I’ve been reading High Performance Web Sites and started thinking about how to apply the guidelines to my own sites (not to mention stuff for work). A lot of them are things I already do: minimize external resources, use compression & cache control, etc. Others are a bit out of reach for a personal site [edit: not anymore], like using a content delivery network. It got me looking at the way I use scripts, and reminded me of a change I made about a year and a half ago.

Way back when, I put a simple app on my Flash site: a team-name generator for teams of speedsters. It randomly generated a name from two lists, and provided a button to generate another one. I originally wrote it in PHP.

The funny thing was that it was the most-hit page on the site, because people would sit there and hit the button to generate a new name half a dozen times before moving on.
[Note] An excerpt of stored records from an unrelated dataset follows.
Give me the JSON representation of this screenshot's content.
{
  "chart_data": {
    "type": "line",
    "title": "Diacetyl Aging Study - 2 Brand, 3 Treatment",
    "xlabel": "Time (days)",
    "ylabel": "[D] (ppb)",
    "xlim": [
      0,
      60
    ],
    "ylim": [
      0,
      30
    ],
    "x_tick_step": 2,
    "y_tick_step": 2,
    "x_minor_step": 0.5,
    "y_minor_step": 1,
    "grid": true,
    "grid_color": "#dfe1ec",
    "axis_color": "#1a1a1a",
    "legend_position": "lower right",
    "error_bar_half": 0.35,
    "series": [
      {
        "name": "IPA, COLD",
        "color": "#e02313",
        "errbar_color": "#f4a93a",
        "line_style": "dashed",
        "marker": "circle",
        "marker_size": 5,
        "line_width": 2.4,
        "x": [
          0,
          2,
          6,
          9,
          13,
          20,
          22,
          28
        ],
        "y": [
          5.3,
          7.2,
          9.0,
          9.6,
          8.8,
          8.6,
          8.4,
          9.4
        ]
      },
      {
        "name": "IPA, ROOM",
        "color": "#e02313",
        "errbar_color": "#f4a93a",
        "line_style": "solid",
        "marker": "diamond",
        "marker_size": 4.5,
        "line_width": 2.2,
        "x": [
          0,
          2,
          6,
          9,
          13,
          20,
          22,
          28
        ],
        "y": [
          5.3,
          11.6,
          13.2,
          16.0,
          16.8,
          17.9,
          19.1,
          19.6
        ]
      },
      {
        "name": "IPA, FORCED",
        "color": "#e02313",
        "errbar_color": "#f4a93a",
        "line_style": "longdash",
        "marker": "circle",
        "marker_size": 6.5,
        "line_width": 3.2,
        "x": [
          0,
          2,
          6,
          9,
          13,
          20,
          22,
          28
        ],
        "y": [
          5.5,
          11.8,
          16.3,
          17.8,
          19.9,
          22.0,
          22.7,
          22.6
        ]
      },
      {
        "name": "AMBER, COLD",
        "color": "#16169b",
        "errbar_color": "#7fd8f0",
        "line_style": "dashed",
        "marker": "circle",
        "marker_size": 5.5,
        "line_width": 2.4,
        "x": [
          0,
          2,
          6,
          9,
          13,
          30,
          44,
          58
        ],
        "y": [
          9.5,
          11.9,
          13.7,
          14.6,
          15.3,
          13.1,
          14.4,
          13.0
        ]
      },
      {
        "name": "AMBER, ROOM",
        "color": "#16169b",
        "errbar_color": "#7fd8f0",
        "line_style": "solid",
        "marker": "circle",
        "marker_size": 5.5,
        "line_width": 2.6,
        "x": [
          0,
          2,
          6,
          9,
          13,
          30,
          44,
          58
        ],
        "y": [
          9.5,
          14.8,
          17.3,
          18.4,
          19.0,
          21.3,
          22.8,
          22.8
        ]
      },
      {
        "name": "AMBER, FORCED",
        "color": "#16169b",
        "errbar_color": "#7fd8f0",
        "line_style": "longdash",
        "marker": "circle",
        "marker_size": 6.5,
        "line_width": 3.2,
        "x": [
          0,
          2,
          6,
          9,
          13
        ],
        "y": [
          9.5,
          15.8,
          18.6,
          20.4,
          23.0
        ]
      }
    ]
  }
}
And because it was a sever-side script, that meant not just another HTTP hit, but re-downloading the entire web page with only 2 words being different.

Eventually I realized it was much better suited to a client-side app. I rewrote the whole thing in JavaScript, using DOM functions to replace the name on the current page instead of reloading. I left the hooks to the PHP in place, so that it would still work for clients with JavaScript disabled.

  • It was much faster — practically instantaneous, in fact.
  • It used a lot less bandwidth — 40 KB (5 KB × 8 ) vs. 6 KB (5 KB + 1 KB) for a typical 8-name* scenario.
  • Traffic stats more accurately reflected the page’s popularity, as it dropped from #1 to around #30–50.

* Based on a drop from 32,000 hits/month in July 2006 to 4,000 hits/month in September, with the rest of the site staying about the same, it seems people were hitting reload 7 times.